Alternatively, you could try to put bodies of incoming mails into database and then process as described above, without any need of POP/IMAP handling.

Whatever you choose I recommend NOT putting your processing script of any form directly in mail receiving process chain. It usually is not a problem to have 1 minute delay (so you can have any sort of daemon running and fetching mails for processing, cronjob etc), users can wait that much w/o complaining - it looks like instant processing is most likely not mandatory in your case as well. But if it is, then PHP might not be the best tool choice I am afraid.

EDIT: (to answer comment question and not hit comment size limit)

I am not familiar with Sendmail enough to give you precise configuration directives here (I am on customized qmail), but some general hints would apply I hope. First, I believe Sendmail supports virtual users (which means mail boxes for users not present in /etc/passwd). If so, then MTA usually should let you either query DB (to find out if the target email address is valid and where is that user's home dir to put mail into) with some built-in providers. Or (which is even better) invoke external program to do that. The latter is a winner here because there are no users really, so you could write small script or (again, better for performance) C app that would do the trick. Since all you need is to "separate" incoming mails into several physical mailboxes based on some simple predefined rules, couple of if()s + substr()s and you are done.

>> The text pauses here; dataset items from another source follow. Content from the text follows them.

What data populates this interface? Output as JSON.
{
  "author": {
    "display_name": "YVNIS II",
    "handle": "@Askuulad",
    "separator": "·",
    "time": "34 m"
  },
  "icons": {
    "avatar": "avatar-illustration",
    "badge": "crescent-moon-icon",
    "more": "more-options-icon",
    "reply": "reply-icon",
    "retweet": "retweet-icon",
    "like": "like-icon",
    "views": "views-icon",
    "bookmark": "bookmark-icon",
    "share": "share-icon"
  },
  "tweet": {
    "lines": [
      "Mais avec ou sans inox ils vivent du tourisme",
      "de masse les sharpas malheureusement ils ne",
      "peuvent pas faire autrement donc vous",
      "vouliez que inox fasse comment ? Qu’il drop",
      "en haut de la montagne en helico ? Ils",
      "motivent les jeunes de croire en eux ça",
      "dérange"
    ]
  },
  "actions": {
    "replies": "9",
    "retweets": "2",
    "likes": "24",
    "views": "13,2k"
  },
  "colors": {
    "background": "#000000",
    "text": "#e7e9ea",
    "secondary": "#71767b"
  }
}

Couple of lines, no DB needed, pretty quick. Or, even better, you could even try the dumbest roundrobin approach here as well - it is in fact irrelevant if mail hits accountA or accountB as long as 50% of mails ends in A and other 50% in B (or 25% if you go for 4 target accounts etc) and that's the only condition you should care I think. You can try to use procmail for that, but I think it is pointless and is not best for performance.

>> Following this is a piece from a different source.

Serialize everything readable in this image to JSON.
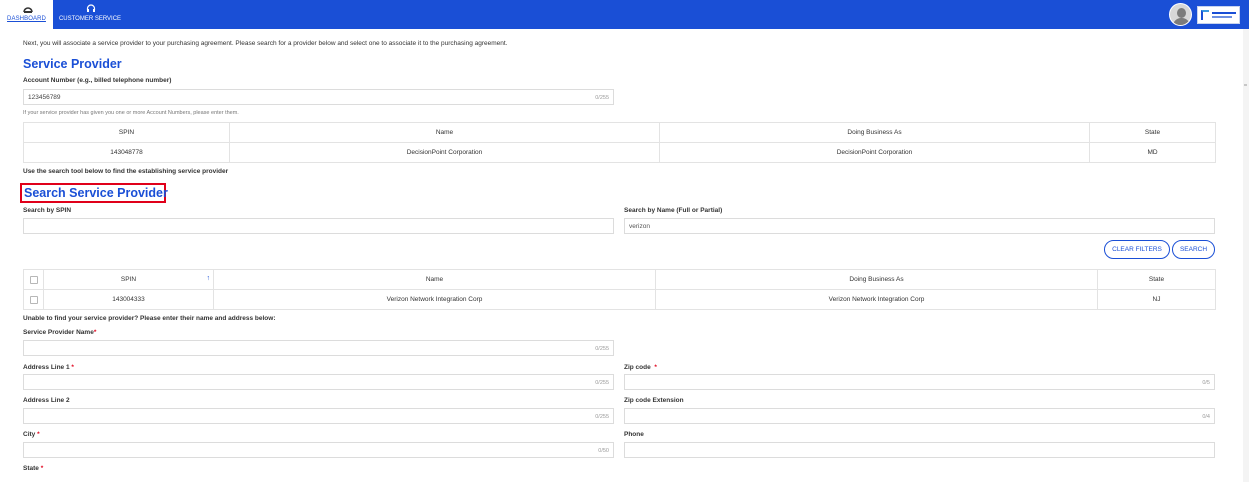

As for putting mails into database. It depends on MTA - by default nobody does so as it slower than putting mails into maildirs (as DB is usually other host), but there still are couple of solutions. Either look for 3rd party patches for Sendmail that do that or add another script/app that would "copy" mails from physical mailboxes into DB. You may say - but it would be slower. Sure, but again - I do not know if non-realtime processing really matters in your case (my blind guess - it does not), so why really bother. If you save couple of milliseconds here but loose minutes on further maintenance of the whole solution, then choice is quite obvious.

BTW: just in case - whenever I wrote mailbox I definitely meant container for user's mails, NOT mailbox file format. As for file format maildir (or something derrivative) is much, much better choice.